I am working through a tutorial on the W3Schools website about XML. This is the page I'm on: http://www.w3schools.com/xsl/xquery_terms.asp
I'm a bit confused about the difference between an atomic node and a leaf node. Are they the same thing? I know that a leaf node is a node without any children, but it also seems that the atomic nodes in the given example don't have any children either.
The W3Schools site says "Atomic values are nodes with no children or parent." Surely it's impossible for a node not to have a parent, as all the nodes in an XML document have to come under the root node (the document root)?

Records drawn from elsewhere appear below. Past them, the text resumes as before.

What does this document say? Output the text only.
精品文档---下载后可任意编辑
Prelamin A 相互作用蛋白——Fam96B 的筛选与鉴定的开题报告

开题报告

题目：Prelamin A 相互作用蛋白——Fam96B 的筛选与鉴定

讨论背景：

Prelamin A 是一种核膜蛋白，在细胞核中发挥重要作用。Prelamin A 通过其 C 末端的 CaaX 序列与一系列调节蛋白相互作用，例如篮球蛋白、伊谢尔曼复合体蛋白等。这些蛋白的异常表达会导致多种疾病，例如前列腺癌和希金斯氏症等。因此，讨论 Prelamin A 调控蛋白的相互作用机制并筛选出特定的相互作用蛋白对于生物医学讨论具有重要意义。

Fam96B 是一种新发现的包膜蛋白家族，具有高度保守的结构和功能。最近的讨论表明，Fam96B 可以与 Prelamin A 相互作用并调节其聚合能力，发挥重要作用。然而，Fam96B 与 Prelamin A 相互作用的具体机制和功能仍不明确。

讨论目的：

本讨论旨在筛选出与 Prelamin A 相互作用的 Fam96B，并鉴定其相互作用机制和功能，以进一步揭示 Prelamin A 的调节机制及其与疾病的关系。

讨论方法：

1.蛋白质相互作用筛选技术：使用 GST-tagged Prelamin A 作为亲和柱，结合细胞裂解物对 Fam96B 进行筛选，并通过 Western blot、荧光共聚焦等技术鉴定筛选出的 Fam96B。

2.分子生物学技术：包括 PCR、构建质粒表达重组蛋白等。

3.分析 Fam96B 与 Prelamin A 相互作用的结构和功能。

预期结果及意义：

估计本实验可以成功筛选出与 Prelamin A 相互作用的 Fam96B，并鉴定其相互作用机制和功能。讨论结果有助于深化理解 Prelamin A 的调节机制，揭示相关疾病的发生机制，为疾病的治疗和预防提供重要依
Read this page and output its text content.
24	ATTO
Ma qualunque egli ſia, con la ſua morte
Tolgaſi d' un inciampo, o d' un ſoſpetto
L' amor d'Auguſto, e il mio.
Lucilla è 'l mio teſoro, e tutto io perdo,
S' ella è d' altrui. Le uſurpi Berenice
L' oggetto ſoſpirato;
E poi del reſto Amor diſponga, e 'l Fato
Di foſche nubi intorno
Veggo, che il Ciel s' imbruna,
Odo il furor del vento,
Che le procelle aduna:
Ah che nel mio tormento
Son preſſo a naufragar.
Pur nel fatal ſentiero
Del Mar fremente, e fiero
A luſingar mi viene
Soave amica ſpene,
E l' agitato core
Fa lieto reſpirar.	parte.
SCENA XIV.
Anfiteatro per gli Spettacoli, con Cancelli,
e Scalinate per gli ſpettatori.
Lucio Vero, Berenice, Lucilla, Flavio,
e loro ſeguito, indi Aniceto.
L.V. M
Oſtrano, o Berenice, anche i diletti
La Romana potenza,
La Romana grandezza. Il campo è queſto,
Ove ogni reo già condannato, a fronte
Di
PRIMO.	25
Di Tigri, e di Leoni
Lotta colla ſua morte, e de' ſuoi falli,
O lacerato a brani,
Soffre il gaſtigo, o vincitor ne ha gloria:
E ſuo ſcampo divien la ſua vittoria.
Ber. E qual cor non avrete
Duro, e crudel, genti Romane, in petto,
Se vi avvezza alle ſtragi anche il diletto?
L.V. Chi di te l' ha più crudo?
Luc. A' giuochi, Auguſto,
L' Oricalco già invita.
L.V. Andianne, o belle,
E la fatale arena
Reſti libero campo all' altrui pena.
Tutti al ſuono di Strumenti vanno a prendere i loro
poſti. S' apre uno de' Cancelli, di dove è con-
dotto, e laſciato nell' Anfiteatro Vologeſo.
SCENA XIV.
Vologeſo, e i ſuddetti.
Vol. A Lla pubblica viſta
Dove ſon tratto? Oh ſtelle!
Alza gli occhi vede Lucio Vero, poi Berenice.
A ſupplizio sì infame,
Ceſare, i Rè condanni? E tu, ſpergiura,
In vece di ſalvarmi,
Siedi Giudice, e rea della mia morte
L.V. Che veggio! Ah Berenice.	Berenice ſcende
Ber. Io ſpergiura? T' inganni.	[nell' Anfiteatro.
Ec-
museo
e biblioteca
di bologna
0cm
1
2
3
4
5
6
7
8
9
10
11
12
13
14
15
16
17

Can anyone explain this to me as I'm confused.
Thanks.
I find that w3schools is often a useful resource for looking up details of information that I knew once but had forgotten, but it's a very poor resource for learning new concepts. This example is typical: "Atomic values are nodes with no children or parent.". Wrong, totally wrong. Atomic values are not nodes. In the XDM model used by XQuery, there are two kinds of item, nodes and atomic values. I suggest you use a different resource that isn't going to cause unnecessary confusion by giving wrong information.
In the XQuery Data Model, an atomic value is not a node. It is a value labeled with an atomic type.
Hence, a node (even a leaf node) is never an atomic value, just like an atomic value is never a node. However, a node can be "atomized" to an atomic value, in which case its typed value is taken (if it has any).